Bundesverfassungsgericht, Beschluss vom 11.07.2012, 2 BvR 1092/12 = NStZ-RR 2013, 16

Das Amtsgericht hatte gegen den späteren Angeklagten vor Anklageerhebung Haftbefehl wegen des dringenden Verdachts der Insolvenzverschleppung, der Untreue sowie mehrerer Bankrott- und Betrugstaten erlassen. Auf Beschwerde setzte das Landgericht den Haftbefehl gegen Auflagen außer Vollzug.

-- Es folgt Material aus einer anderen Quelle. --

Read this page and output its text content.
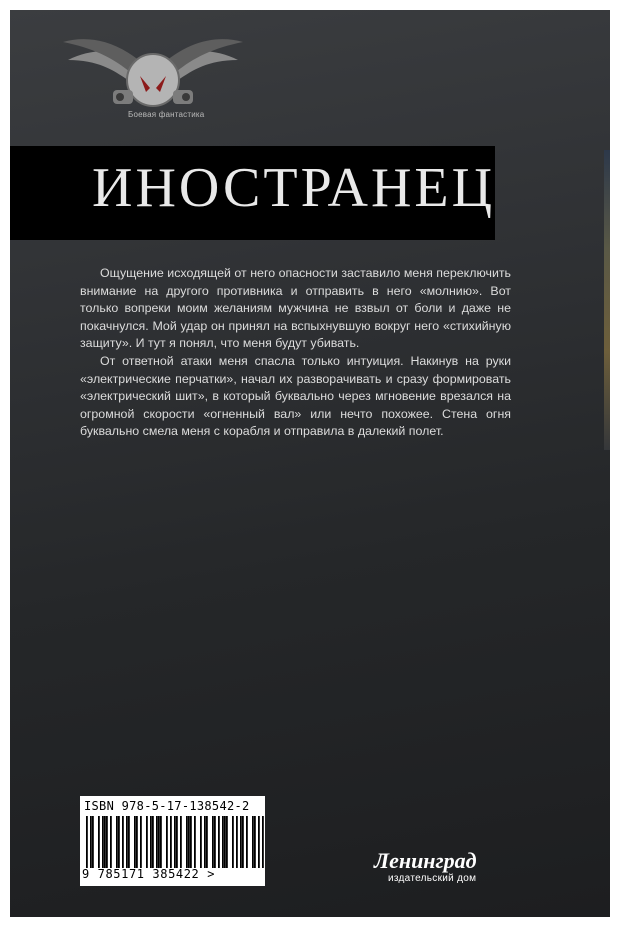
Боевая фантастика
ИНОСТРАНЕЦ

Ощущение исходящей от него опасности заставило меня переключить внимание на другого противника и отправить в него «молнию». Вот только вопреки моим желаниям мужчина не взвыл от боли и даже не покачнулся. Мой удар он принял на вспыхнувшую вокруг него «стихийную защиту». И тут я понял, что меня будут убивать.

От ответной атаки меня спасла только интуиция. Накинув на руки «электрические перчатки», начал их разворачивать и сразу формировать «электрический шит», в который буквально через мгновение врезался на огромной скорости «огненный вал» или нечто похожее. Стена огня буквально смела меня с корабля и отправила в далекий полет.

ISBN 978-5-17-138542-2
9 785171 385422 >
Ленинград
издательский дом
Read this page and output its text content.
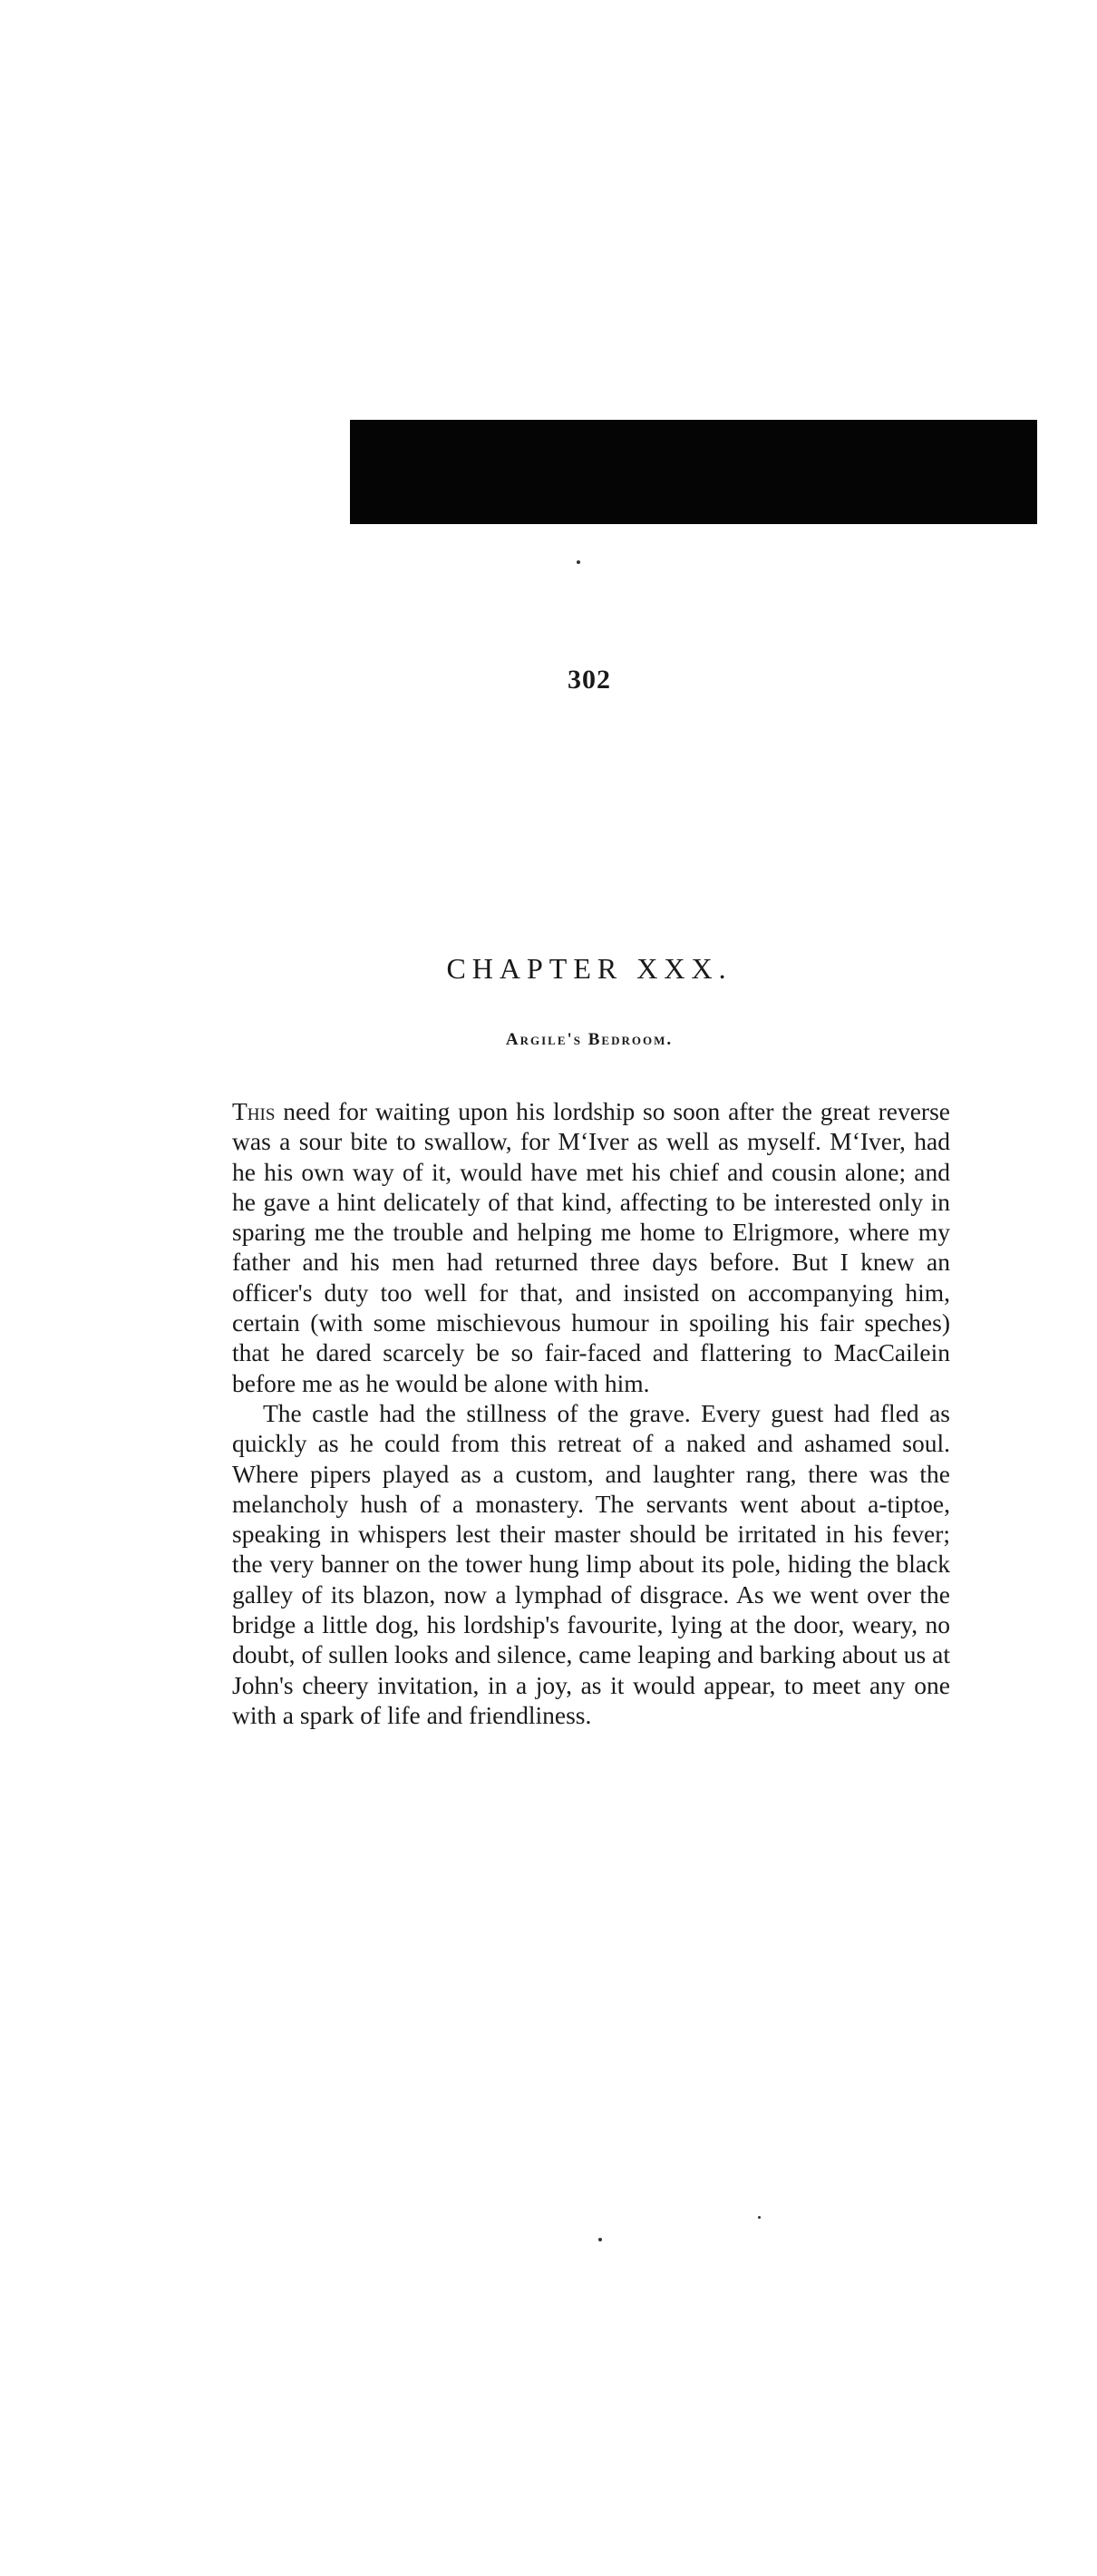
302
CHAPTER XXX.
Argile's Bedroom.

This need for waiting upon his lordship so soon after the great reverse was a sour bite to swallow, for M‘Iver as well as myself. M‘Iver, had he his own way of it, would have met his chief and cousin alone; and he gave a hint delicately of that kind, affecting to be interested only in sparing me the trouble and helping me home to Elrigmore, where my father and his men had returned three days before. But I knew an officer's duty too well for that, and insisted on accompanying him, certain (with some mischievous humour in spoiling his fair speches) that he dared scarcely be so fair-faced and flattering to MacCailein before me as he would be alone with him.

The castle had the stillness of the grave. Every guest had fled as quickly as he could from this retreat of a naked and ashamed soul. Where pipers played as a custom, and laughter rang, there was the melancholy hush of a monastery. The servants went about a-tiptoe, speaking in whispers lest their master should be irritated in his fever; the very banner on the tower hung limp about its pole, hiding the black galley of its blazon, now a lymphad of disgrace. As we went over the bridge a little dog, his lordship's favourite, lying at the door, weary, no doubt, of sullen looks and silence, came leaping and barking about us at John's cheery invitation, in a joy, as it would appear, to meet any one with a spark of life and friendliness.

Weitgehend parallel zu diesem Strafverfahren wurde ein Ermittlungsverfahren einer anderen Staatsanwaltschaft betrieben, das kurz vor Beginn des Hauptverfahrens in dieser Sache mit einer Verurteilung zu einer gesamtstrafenfähigen Freiheitsstrafe von zwei Jahren endete. In der Hauptverhandlung setzte die Kammer sodann den Haftbefehl wieder in Vollzug. Neuer Umstand iSv § 116 Abs. 4 Nr. 3 StPO sei vor allem die Verurteilung in anderer Sache, die die Straferwartung in völlig neuem Licht erscheinen lasse. Der Beschwerdeführer wurde sodann nach erfolgter Verständigung im wesentlichen gemäß der Anklage verurteilt. Beschwerden gegen die Haftentscheidung zum LG sowie zum OLG blieben erfolglos.

Die Kammer des BVerfG stellte die Verfassungswidrigkeit der Entscheidungen fest und verwies die Sache an das OLG zurück. Die Fachgerichte hätten das Freiheitsgrundrecht des Beschwerdeführers im Rahmen der Entscheidung nach § 116 Abs. 4 StPO nicht hinreichend gewichtet. Insbesondere hätten die Gerichte sich nicht hinreichend mit dem Umstand auseinandergesetzt, dass der Beschwerdeführer nach den zuvor geführten Gesprächen auch in dem gegenständlichen Strafverfahren bereits mit einer mehrjährigen Freiheitsstrafe zu rechnen hatte, so dass das Gewicht der anderweitigen Verurteilung deutlich herabgesetzt war. Auch hatten die Gerichte nicht hinreichend berücksichtigt, dass sich der Beschwerdeführer dem Verfahren durchgehend gestellt hatte.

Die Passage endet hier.